Intelligence officials in Australia and the United Kingdom also have called on China to be more transparent about the virus. 

Grounding their theory in the similarity between the novel coronavirus and the interspecies transmission that led to the Sars outbreak in 2002, virologists are operating on the theory that Covid-19 originated from bats, passing to humans via an intermediary animal in an overcrowded wet market in the Wuhan area of China.

The Sars outbreak was blamed on such transmission between horseshoe bats — which can serve as hosts for a slew of diseases — and civets in a wet market.

Without any scientific evidence, however, some intelligence officials recently have questioned whether the virus could have originated at a bioweapons lab in China.

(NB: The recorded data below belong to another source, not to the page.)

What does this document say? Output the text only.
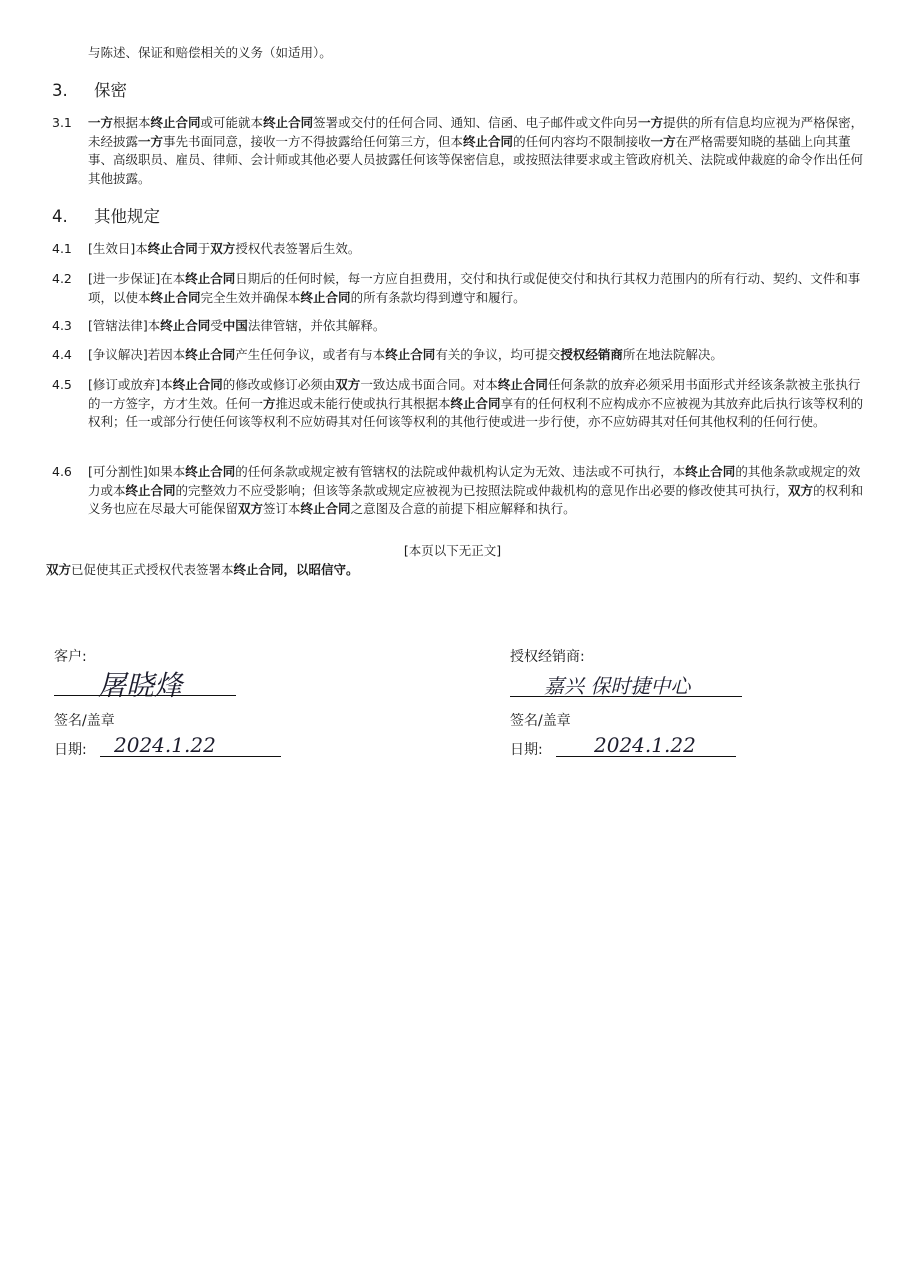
与陈述、保证和赔偿相关的义务（如适用）。
3. 保密
3.1	一方根据本终止合同或可能就本终止合同签署或交付的任何合同、通知、信函、电子邮件或文件向另一方提供的所有信息均应视为严格保密，未经披露一方事先书面同意，接收一方不得披露给任何第三方，但本终止合同的任何内容均不限制接收一方在严格需要知晓的基础上向其董事、高级职员、雇员、律师、会计师或其他必要人员披露任何该等保密信息，或按照法律要求或主管政府机关、法院或仲裁庭的命令作出任何其他披露。
4. 其他规定
4.1	[生效日]本终止合同于双方授权代表签署后生效。
4.2	[进一步保证]在本终止合同日期后的任何时候，每一方应自担费用，交付和执行或促使交付和执行其权力范围内的所有行动、契约、文件和事项，以使本终止合同完全生效并确保本终止合同的所有条款均得到遵守和履行。
4.3	[管辖法律]本终止合同受中国法律管辖，并依其解释。
4.4	[争议解决]若因本终止合同产生任何争议，或者有与本终止合同有关的争议，均可提交授权经销商所在地法院解决。
4.5	[修订或放弃]本终止合同的修改或修订必须由双方一致达成书面合同。对本终止合同任何条款的放弃必须采用书面形式并经该条款被主张执行的一方签字，方才生效。任何一方推迟或未能行使或执行其根据本终止合同享有的任何权利不应构成亦不应被视为其放弃此后执行该等权利的权利；任一或部分行使任何该等权利不应妨碍其对任何该等权利的其他行使或进一步行使，亦不应妨碍其对任何其他权利的任何行使。
4.6	[可分割性]如果本终止合同的任何条款或规定被有管辖权的法院或仲裁机构认定为无效、违法或不可执行，本终止合同的其他条款或规定的效力或本终止合同的完整效力不应受影响；但该等条款或规定应被视为已按照法院或仲裁机构的意见作出必要的修改使其可执行，双方的权利和义务也应在尽最大可能保留双方签订本终止合同之意图及合意的前提下相应解释和执行。
[本页以下无正文]
双方已促使其正式授权代表签署本终止合同，以昭信守。
客户:
屠晓烽
签名/盖章
日期: 2024.1.22
授权经销商:
嘉兴 保时捷中心
签名/盖章
日期:	2024.1.22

Equities markets in Asia fell Monday as tensions rose, with Hong Kong’s Hang Seng index losing more than 4.1% and South Korea’s Kospi dropping nearly 2.7%. Japan’s Nikkei and Chinese markets were closed on Monday for holidays.

European markets also were rattled by escalating tensions between the United States and China. As of 9 a.m. EST, markets in Germany and France both had dropped more than 3.5%. The pan-European Stoxx 600 fell by 2.3%.

About 3.5 million people worldwide have been confirmed infected by Covid-19, according to data from researchers at Johns Hopkins University, and more than 247,000 have died. In the United States, more than 1.1 million people have contracted the novel coronavirus and 67,000 have died.